CRAVOS E ROSAS
José Luís Nóbrega

O senhor Leal da Silva descansava com as mãos unidas e corpo repleto de cravos, com choros vindo por todos os cantos do velório. Viúva, filhos e netos choravam a perda de tão nobre homem.

Ma seis que, no meio do velório, surge dona Aura, uma solteirona da cidade, com duas rosas vermelhas nas mãos, toda vestida de negro, com a morte fixa nos olhos. Atravessou o salão sem olhar para os lados. Comovida, lágrimas corriam aos prantos...

Dona Aurinha, como era conhecida na pacata cidade, de fato parecia revestir as pessoas com uma aura amistosa. Enfermeira numa cidade com pouco mais de vinte mil habitantes, conhecia os problemas de todos os munícipes. Desde uma pressão alta até um calo no pé, dona Aurinha sempre era a solução. Mulher pacata, e principalmente, uma mulher ponderada no trato de seus semelhantes. Partos no meio da noite eram sua especialidade. Nunca negava um atendimento aos necessitados...

Mas, naquela pacata cidade, todos comentavam a vida particular de dona Aura. Sempre recatada, freqüentava tão somente a missa aos domingos. Sempre sozinha, descartava a companhia do sexo oposto, aguçando assim a curiosidade daquela pequena sociedade co nservadora.

E foi assim que durante anos e anos, a fama de beata de dona Aurinha correu pela cidade. Falar mal de dona Aurinha era como falar mal do Papa. Mas mesmo assim, todos desconfiavam da falta de amor de uma mulher tão dócil, tão meiga... como dona Aurinha.

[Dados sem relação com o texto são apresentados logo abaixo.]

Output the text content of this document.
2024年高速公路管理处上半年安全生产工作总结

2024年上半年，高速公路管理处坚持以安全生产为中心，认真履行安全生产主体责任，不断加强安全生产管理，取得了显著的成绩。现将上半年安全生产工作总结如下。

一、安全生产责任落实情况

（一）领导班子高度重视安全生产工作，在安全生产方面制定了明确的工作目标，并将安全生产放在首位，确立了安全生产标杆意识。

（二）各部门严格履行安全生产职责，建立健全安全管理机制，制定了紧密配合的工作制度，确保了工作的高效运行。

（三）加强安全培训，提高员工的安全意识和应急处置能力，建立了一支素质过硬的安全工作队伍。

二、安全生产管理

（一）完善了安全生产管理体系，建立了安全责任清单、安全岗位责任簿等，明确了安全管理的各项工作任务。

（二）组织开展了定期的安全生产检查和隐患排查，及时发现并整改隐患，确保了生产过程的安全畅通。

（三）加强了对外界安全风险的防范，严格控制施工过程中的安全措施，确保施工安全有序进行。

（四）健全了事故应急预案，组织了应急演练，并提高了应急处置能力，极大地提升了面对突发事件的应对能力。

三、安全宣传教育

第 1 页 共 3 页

Sem se importar com a sociedade, também ministrava suas aulas em uma escolinha na zona rural daquele lugarejo. Entre um ensinamento e outro, sempre destacava o valor da verdadeira família, onde o amor de um homem e uma mulher deveria prevalecer para o todo... e sempre.

E por estas e outras, era que dona Aura nunca havia se entregado a um amor perfeito. Como solteirona sempre negava a existência de um amor eterno, onde um homem e uma mulher pudessem viver de maneira plena, um amor monogâmico.

Mas a morte do senhor Leal, com certeza, mexera com ela... E foi assim, que com o rosto coberto por um véu negro, e mãos cobertas por luvas pretas, chamou a atenção naquele pacato velório.
Entre lágrimas adentrou o recinto, atravessou a sala onde se encontravam os familiares mais íntimos do senhor Leal. Aos prantos, depositou duas rosas na mão do falecido. Simbolicamente, representavam um amor correspondido. Significavam o “eu” e “ele”: duas partes de um sublime amor. Mas, em meio aos cravos, as duas rosas perderam o verdadeiro significado.

Com a calma de sempre, dona Aurinha continuou ali, impávida, olhando as rosas (e os cravos), sozinha num canto... Chorava como uma verdadeira viúva, de maneira compulsiva, aos olhos de uma sociedade hipócrita... de olhos secos.